It would seem advertising automaker's efforts to get viewer attention worked during this year's Super Bowl. At least if data from Cars.com is any indication.
Just four automakers ran spots this year: Kia, GM, and Stellantis brands Jeep and Ram. Cars.com says all of them saw surges in visits to their pages on its website - a 81% lift collectively.
Three of the four ads featured all-electric vehicles - but the one that didn't is the one that proved most successful in garnering brand interest on the Cars.com site. Cars.com says Kia's Telluride spot had a 230% spike in traffic to its branded pages following the airing of its ad, “Binky Dad.”

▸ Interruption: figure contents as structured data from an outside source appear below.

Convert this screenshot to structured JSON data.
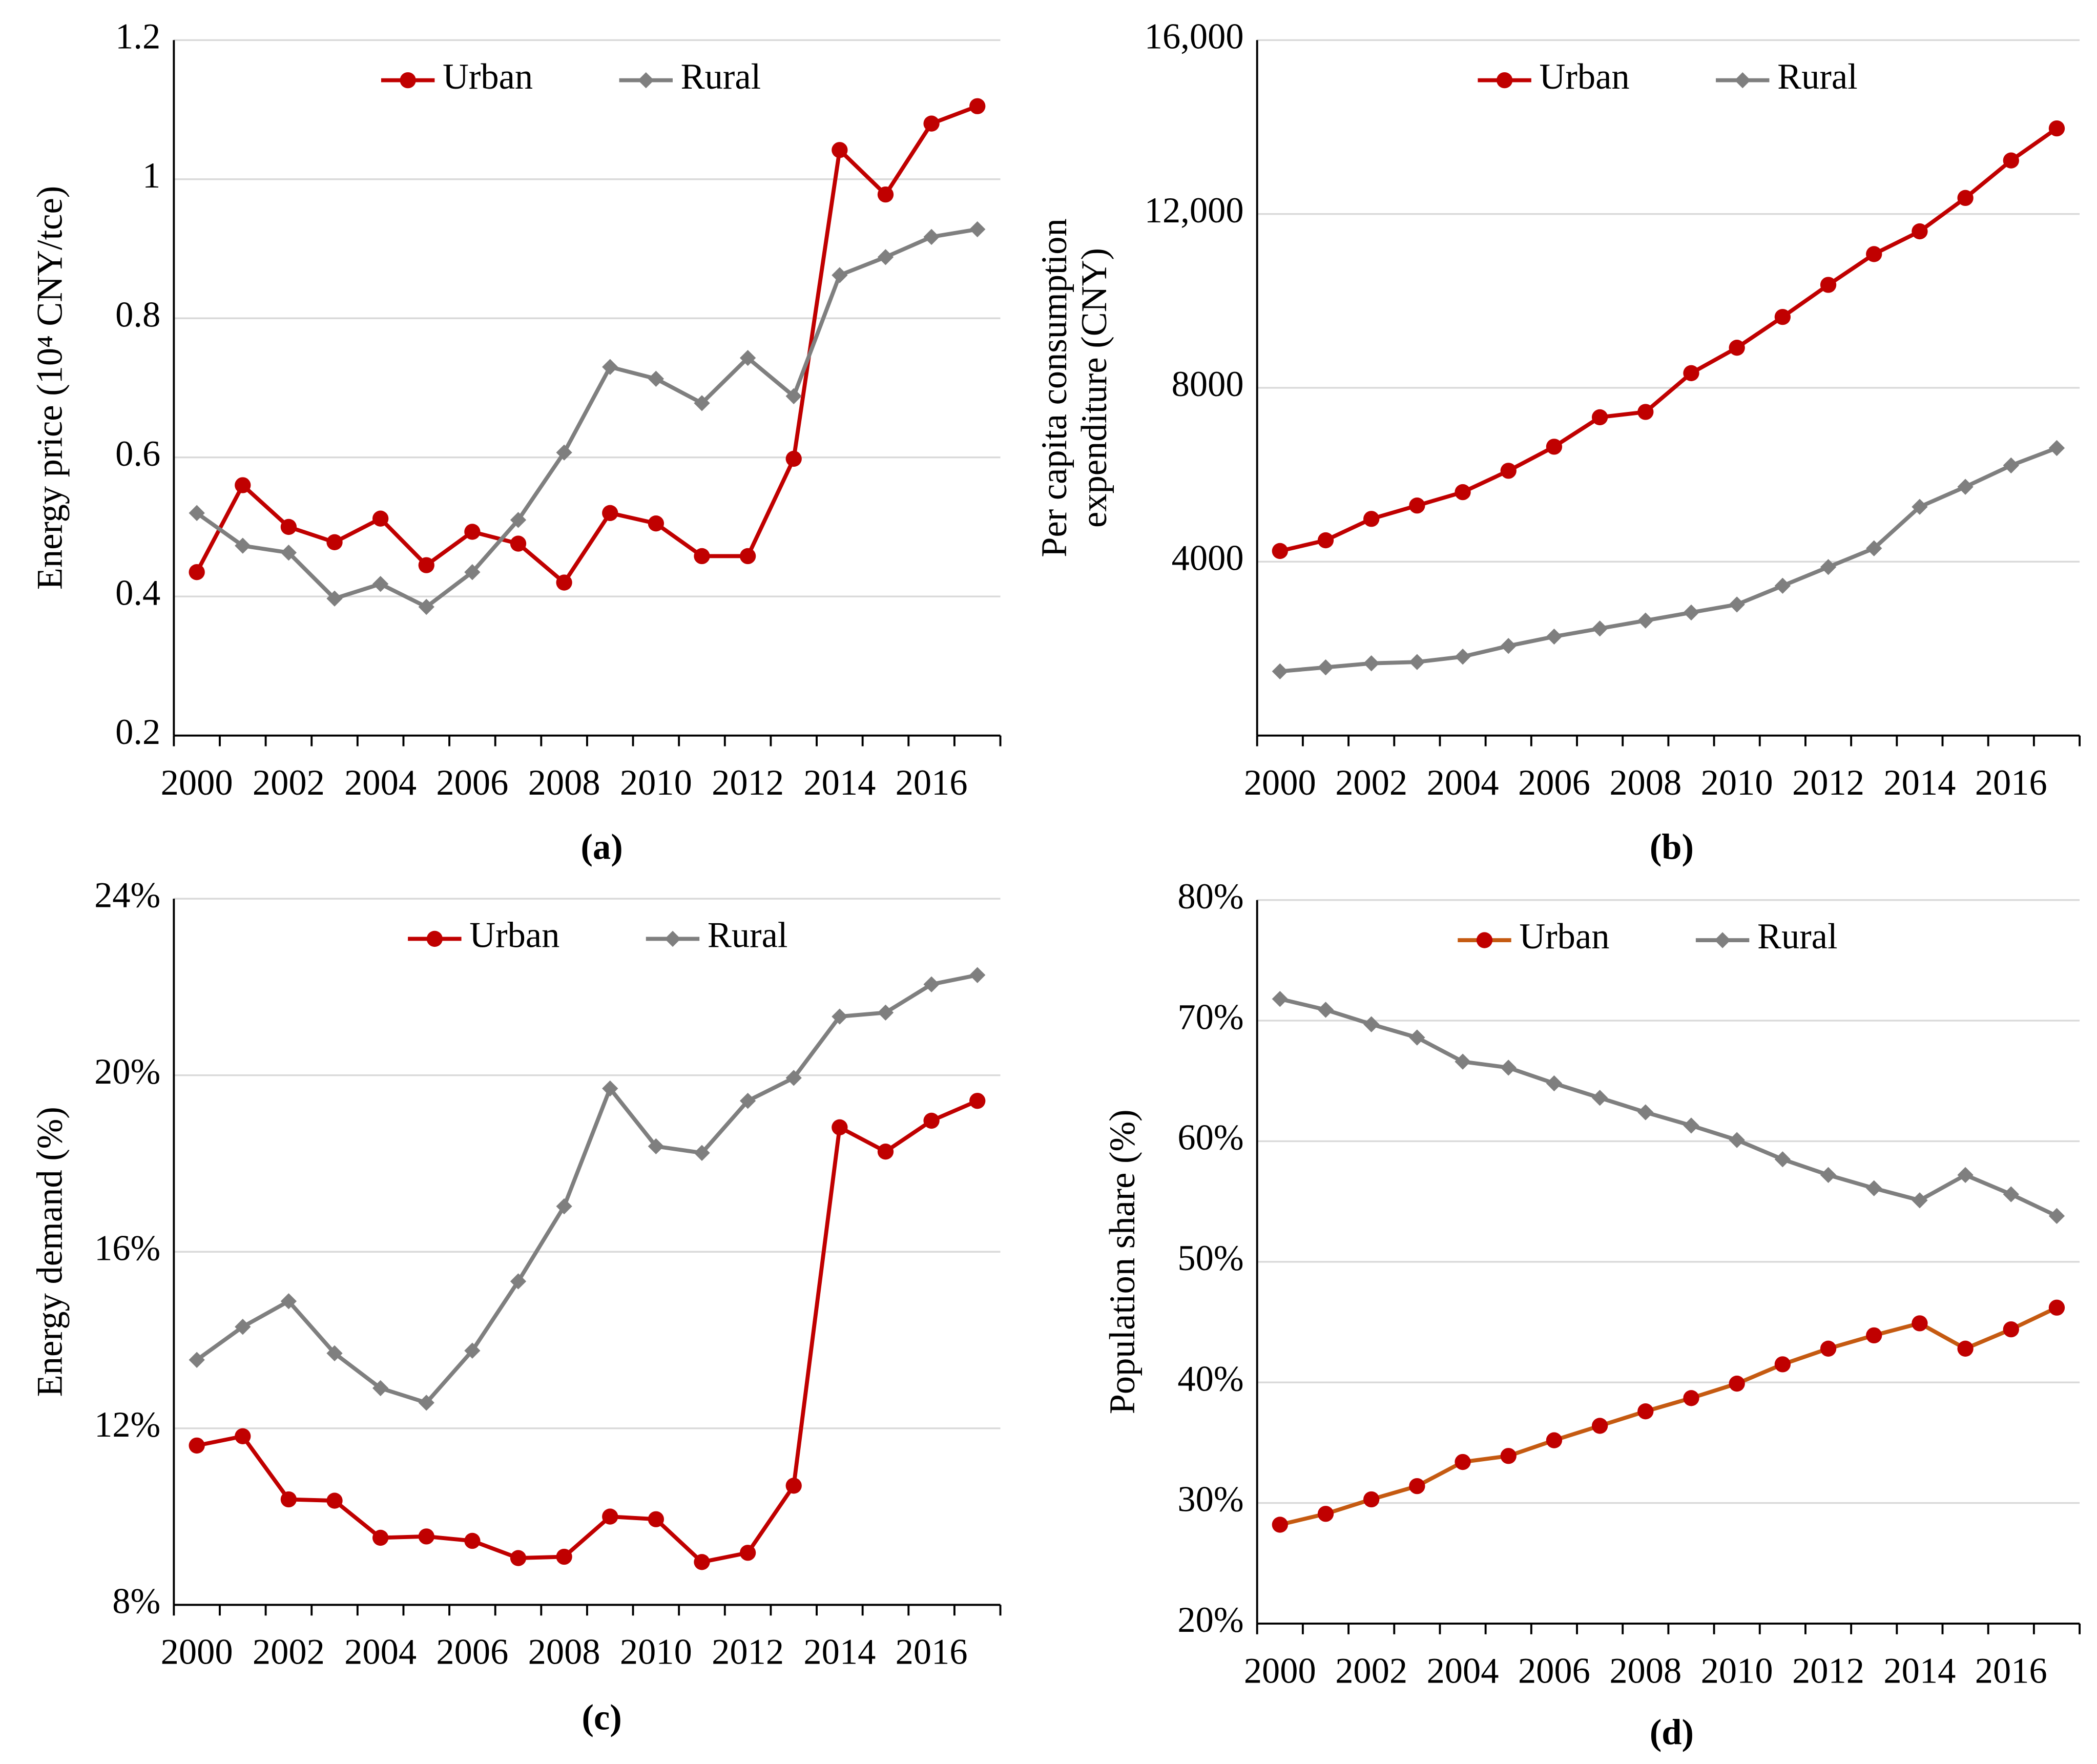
{
  "chart_data": [
    {
      "type": "line",
      "caption": "(a)",
      "ylabel": [
        "Energy price (10⁴ CNY/tce)"
      ],
      "categories": [
        "2000",
        null,
        "2002",
        null,
        "2004",
        null,
        "2006",
        null,
        "2008",
        null,
        "2010",
        null,
        "2012",
        null,
        "2014",
        null,
        "2016",
        null
      ],
      "ylim": [
        0.2,
        1.2
      ],
      "yticks": [
        0.2,
        0.4,
        0.6,
        0.8,
        1,
        1.2
      ],
      "grid": true,
      "series": [
        {
          "name": "Urban",
          "color": "#c00000",
          "marker": "circle",
          "values": [
            0.435,
            0.56,
            0.5,
            0.478,
            0.512,
            0.445,
            0.493,
            0.476,
            0.42,
            0.52,
            0.505,
            0.458,
            0.458,
            0.598,
            1.042,
            0.978,
            1.08,
            1.105
          ]
        },
        {
          "name": "Rural",
          "color": "#7f7f7f",
          "marker": "diamond",
          "values": [
            0.52,
            0.473,
            0.463,
            0.397,
            0.418,
            0.385,
            0.435,
            0.51,
            0.607,
            0.73,
            0.713,
            0.678,
            0.743,
            0.688,
            0.862,
            0.888,
            0.917,
            0.928
          ]
        }
      ]
    },
    {
      "type": "line",
      "caption": "(b)",
      "ylabel": [
        "Per capita consumption",
        "expenditure (CNY)"
      ],
      "categories": [
        "2000",
        null,
        "2002",
        null,
        "2004",
        null,
        "2006",
        null,
        "2008",
        null,
        "2010",
        null,
        "2012",
        null,
        "2014",
        null,
        "2016",
        null
      ],
      "ylim": [
        0,
        16000
      ],
      "yticks": [
        4000,
        8000,
        {
          "value": 12000,
          "label": "12,000"
        },
        {
          "value": 16000,
          "label": "16,000"
        }
      ],
      "grid": true,
      "series": [
        {
          "name": "Urban",
          "color": "#c00000",
          "marker": "circle",
          "values": [
            4246,
            4492,
            4985,
            5292,
            5600,
            6092,
            6646,
            7323,
            7446,
            8338,
            8923,
            9631,
            10369,
            11077,
            11600,
            12369,
            13231,
            13969
          ]
        },
        {
          "name": "Rural",
          "color": "#7f7f7f",
          "marker": "diamond",
          "values": [
            1477,
            1569,
            1662,
            1692,
            1815,
            2062,
            2277,
            2462,
            2646,
            2831,
            3015,
            3446,
            3877,
            4308,
            5262,
            5723,
            6215,
            6615
          ]
        }
      ]
    },
    {
      "type": "line",
      "caption": "(c)",
      "ylabel": [
        "Energy demand (%)"
      ],
      "categories": [
        "2000",
        null,
        "2002",
        null,
        "2004",
        null,
        "2006",
        null,
        "2008",
        null,
        "2010",
        null,
        "2012",
        null,
        "2014",
        null,
        "2016",
        null
      ],
      "ylim": [
        8,
        24
      ],
      "yticks": [
        {
          "value": 8,
          "label": "8%"
        },
        {
          "value": 12,
          "label": "12%"
        },
        {
          "value": 16,
          "label": "16%"
        },
        {
          "value": 20,
          "label": "20%"
        },
        {
          "value": 24,
          "label": "24%"
        }
      ],
      "grid": true,
      "series": [
        {
          "name": "Urban",
          "color": "#c00000",
          "marker": "circle",
          "values": [
            11.61,
            11.82,
            10.39,
            10.36,
            9.52,
            9.55,
            9.45,
            9.06,
            9.09,
            10.0,
            9.94,
            8.97,
            9.18,
            10.7,
            18.82,
            18.27,
            18.97,
            19.42
          ]
        },
        {
          "name": "Rural",
          "color": "#7f7f7f",
          "marker": "diamond",
          "values": [
            13.55,
            14.3,
            14.88,
            13.7,
            12.91,
            12.58,
            13.76,
            15.33,
            17.03,
            19.7,
            18.39,
            18.24,
            19.42,
            19.94,
            21.33,
            21.42,
            22.06,
            22.27
          ]
        }
      ]
    },
    {
      "type": "line",
      "caption": "(d)",
      "ylabel": [
        "Population share (%)"
      ],
      "categories": [
        "2000",
        null,
        "2002",
        null,
        "2004",
        null,
        "2006",
        null,
        "2008",
        null,
        "2010",
        null,
        "2012",
        null,
        "2014",
        null,
        "2016",
        null
      ],
      "ylim": [
        20,
        80
      ],
      "yticks": [
        {
          "value": 20,
          "label": "20%"
        },
        {
          "value": 30,
          "label": "30%"
        },
        {
          "value": 40,
          "label": "40%"
        },
        {
          "value": 50,
          "label": "50%"
        },
        {
          "value": 60,
          "label": "60%"
        },
        {
          "value": 70,
          "label": "70%"
        },
        {
          "value": 80,
          "label": "80%"
        }
      ],
      "grid": true,
      "series": [
        {
          "name": "Urban",
          "color": "#c55a11",
          "marker": "circle",
          "values": [
            28.2,
            29.1,
            30.3,
            31.4,
            33.4,
            33.9,
            35.2,
            36.4,
            37.6,
            38.7,
            39.9,
            41.5,
            42.8,
            43.9,
            44.9,
            42.8,
            44.4,
            46.2
          ]
        },
        {
          "name": "Rural",
          "color": "#7f7f7f",
          "marker": "diamond",
          "values": [
            71.8,
            70.9,
            69.7,
            68.6,
            66.6,
            66.1,
            64.8,
            63.6,
            62.4,
            61.3,
            60.1,
            58.5,
            57.2,
            56.1,
            55.1,
            57.2,
            55.6,
            53.8
          ]
        }
      ]
    }
  ]
}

GM, Ram and Jeep all ran ads featuring electrified vehicles.
Brand and Commercial |
Brand Lift on Cars.com |
Kia “Binky Dad” |
230% |
GM “Why Not an EV?” |
50% |
Ram “Premature Electrification” |
46% |
Jeep “Electric Boogie” |
13% |
Ford also benefited from Super Bowl advertising, as did BMW, even though neither automaker advertised. Cars.com says Ford saw a 118% increase in EV engagement on Cars.com from Ram’s ad and a 146% lift on Cars.com during GM’s “Why Not an EV?” ad. BMW saw an 70% increase in views of the luxury automaker’s EVs during the GM/Netflix ad and a 33% bump during Ram’s pharma-spoof commercial.
So why so few car ads this year? Cars.com says that about 5% of Americans are actively in the market to buy a car at any given time, so many brands strategically sit out the big show and spend a fraction of the cost on hyper-targeted digital advertising.